Ciprian drags his fingers through his hair, making an even bigger mess.

I’m itching to fix it, so I wedge my hands between my thighs to avoid temptation.

“Where was I?” he asks.

“The point,” I whisper.

“Right.” He nods. “The point is: I think I’ve always belonged with you, I just didn’t know it because I hadn’t met you yet.

You think I might leave you? Shit, Celine, someone would have to drag me away.

I would crawl inside your skin if I could.

I’m not trying to sound creepy—but I fucking love you. ”

Air catches in my throat, and I give up trying to get a handle on my tears.

“Your confidence, your shit-starting smile, the way you straighten the tassels on the kitchen mat with your toes while you’re doing the dishes.

I love how you pretend to be a hardass, but as soon as someone you care about needs help, you’ll tear yourself to pieces to make them whole again.

Your heart is the most beautiful thing I’ve ever seen, and I want you to give it to me, because you already have mine. ”

I kiss him, unable to hold back any longer, then pull away, energy rushing through my veins. “More,” I demand. “Tell me more.”

Ciprian blinks at me, then his eyes sharpen and he grins. “I hate mustard, but I’d lick it off every inch of you if you asked.”

“I don’t see myself wanting that, but I’ll keep it in mind. What else?”

“Sometimes I can’t fall asleep because every time I close my eyes, I picture you and get hard.”

“How inconvenient,” I purr, reaching for the clasp of his jeans. “Prove it.”

Without hesitating, Ciprian closes his eyes.

I watch, eagerly, hand frozen above the waistband of his pants.

Barely eight seconds pass before the outline of his cock becomes visible.
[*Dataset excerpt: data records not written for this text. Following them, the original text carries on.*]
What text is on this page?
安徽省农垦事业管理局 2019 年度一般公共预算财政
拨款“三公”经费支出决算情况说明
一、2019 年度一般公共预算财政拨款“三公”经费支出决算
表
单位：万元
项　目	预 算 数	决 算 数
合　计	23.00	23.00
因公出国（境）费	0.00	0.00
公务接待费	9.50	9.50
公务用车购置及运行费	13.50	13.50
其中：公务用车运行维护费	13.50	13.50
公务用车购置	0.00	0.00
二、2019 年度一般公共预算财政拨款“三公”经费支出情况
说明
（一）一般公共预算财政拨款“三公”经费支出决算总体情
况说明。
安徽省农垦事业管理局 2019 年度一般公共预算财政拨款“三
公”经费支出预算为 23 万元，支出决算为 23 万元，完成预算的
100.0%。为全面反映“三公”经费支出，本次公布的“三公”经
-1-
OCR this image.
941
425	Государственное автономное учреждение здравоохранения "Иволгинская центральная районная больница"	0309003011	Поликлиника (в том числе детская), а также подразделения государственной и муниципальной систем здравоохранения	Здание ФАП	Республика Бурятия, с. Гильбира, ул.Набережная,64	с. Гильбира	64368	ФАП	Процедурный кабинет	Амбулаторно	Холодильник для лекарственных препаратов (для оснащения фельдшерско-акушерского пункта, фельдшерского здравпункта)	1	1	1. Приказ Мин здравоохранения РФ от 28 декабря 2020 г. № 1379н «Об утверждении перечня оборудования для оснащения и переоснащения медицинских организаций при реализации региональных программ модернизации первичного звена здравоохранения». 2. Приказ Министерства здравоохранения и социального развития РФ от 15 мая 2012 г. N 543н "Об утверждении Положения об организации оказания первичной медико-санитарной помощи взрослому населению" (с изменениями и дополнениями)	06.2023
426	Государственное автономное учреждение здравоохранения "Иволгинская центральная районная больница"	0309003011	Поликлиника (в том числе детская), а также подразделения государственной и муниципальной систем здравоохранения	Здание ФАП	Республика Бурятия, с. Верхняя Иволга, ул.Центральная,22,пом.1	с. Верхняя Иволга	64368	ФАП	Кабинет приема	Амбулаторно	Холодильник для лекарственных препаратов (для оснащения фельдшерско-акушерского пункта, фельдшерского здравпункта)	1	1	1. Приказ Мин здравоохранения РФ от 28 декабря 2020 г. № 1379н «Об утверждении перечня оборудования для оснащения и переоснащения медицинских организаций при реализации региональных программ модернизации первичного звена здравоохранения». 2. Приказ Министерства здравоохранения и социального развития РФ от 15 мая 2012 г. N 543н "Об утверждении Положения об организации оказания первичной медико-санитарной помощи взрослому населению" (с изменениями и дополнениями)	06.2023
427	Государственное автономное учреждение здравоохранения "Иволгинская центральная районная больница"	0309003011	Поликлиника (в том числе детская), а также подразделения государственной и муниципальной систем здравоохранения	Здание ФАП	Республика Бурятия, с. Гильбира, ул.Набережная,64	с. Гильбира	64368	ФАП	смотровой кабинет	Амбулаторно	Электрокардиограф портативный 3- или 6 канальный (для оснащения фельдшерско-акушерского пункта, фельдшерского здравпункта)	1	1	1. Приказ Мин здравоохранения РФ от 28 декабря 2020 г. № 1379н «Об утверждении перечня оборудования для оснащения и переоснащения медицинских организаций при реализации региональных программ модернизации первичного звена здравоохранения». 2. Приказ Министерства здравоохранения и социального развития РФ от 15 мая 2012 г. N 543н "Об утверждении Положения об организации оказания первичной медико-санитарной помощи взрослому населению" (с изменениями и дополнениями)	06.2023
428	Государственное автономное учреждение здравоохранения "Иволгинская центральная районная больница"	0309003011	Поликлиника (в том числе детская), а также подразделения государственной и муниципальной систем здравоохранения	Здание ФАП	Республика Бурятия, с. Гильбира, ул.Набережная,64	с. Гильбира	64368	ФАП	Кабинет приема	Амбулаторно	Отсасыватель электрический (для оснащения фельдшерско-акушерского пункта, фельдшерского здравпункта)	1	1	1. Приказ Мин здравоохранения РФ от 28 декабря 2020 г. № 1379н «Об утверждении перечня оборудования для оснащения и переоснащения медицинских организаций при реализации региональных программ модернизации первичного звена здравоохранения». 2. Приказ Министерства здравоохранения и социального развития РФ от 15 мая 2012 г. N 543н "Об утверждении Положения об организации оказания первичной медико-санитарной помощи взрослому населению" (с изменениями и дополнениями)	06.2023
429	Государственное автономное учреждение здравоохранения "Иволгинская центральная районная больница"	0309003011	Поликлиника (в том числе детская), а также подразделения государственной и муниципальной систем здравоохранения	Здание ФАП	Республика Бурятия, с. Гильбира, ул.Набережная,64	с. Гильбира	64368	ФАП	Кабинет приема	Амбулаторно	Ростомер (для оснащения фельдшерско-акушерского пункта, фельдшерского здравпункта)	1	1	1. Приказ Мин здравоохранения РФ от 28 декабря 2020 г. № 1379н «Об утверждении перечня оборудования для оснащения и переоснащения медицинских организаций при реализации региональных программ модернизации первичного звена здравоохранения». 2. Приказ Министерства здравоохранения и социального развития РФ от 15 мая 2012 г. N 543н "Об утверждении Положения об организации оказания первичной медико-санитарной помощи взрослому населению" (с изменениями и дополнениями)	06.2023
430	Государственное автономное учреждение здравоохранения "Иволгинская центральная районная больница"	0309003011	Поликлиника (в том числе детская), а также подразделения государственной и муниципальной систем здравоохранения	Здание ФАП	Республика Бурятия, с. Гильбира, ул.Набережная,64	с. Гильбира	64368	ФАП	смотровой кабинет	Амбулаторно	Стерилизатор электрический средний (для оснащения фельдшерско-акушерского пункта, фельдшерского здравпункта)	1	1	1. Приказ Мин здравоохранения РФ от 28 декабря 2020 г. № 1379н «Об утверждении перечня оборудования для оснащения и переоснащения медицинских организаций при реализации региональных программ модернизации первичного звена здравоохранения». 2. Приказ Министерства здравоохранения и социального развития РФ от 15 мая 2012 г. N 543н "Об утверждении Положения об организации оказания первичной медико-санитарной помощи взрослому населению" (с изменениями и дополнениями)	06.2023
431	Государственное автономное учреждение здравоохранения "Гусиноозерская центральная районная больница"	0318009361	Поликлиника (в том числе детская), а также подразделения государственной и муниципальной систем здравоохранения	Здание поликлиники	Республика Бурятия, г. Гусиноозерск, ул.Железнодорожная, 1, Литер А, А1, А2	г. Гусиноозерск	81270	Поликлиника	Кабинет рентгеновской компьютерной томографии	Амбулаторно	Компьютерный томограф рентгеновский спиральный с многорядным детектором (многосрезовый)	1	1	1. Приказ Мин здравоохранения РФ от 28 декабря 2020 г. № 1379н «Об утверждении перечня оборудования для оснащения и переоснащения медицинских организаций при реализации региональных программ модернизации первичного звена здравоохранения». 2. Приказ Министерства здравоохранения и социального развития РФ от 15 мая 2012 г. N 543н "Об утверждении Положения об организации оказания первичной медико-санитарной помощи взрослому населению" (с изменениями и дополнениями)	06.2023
After another ten, his erection is straining against the fabric.

I lick my lips. “Ciprian . . .”

“Yeah, hot wings?”

“I’m about to give you the best blow job you’ve ever had”—he groans loudly, and his dick twitches—“but before I do that, I need you to know something, okay?”

He gulps. “Okay.”

“I’m in love with you too, and if you ever leave me, I’ll freak out.”

“Please,” he gasps. “Freak out. Lose your shit over me.”

“I’d come after you,” I say. “Drag you back.”

Ciprian moans. “That’s fucked up. It’s turning me on.”

Nipping at his hip bone, I pull his cock out of his pants. It’s huge and hard and I want to taste it. I run my tongue along the underside, then pop the tip into my mouth, hollowing out my cheeks and sucking lightly.

“Please don’t stop loving me.” Ciprian’s black eyes shoot open, and I feel like he can see right through me. “Because I couldn’t stop loving you even if I tried.” His hand on my cheek is gentle. It twitches once, and I smile.

“I promise,” I tell him.

Outside the log walls, the midday eclipse rolls over the monster realm. The chill makes us both shiver, and I do my best to take Ciprian away from this place. Away from the constant near-death experiences, the caffeine deficit, the extreme cold, and the creepy noises.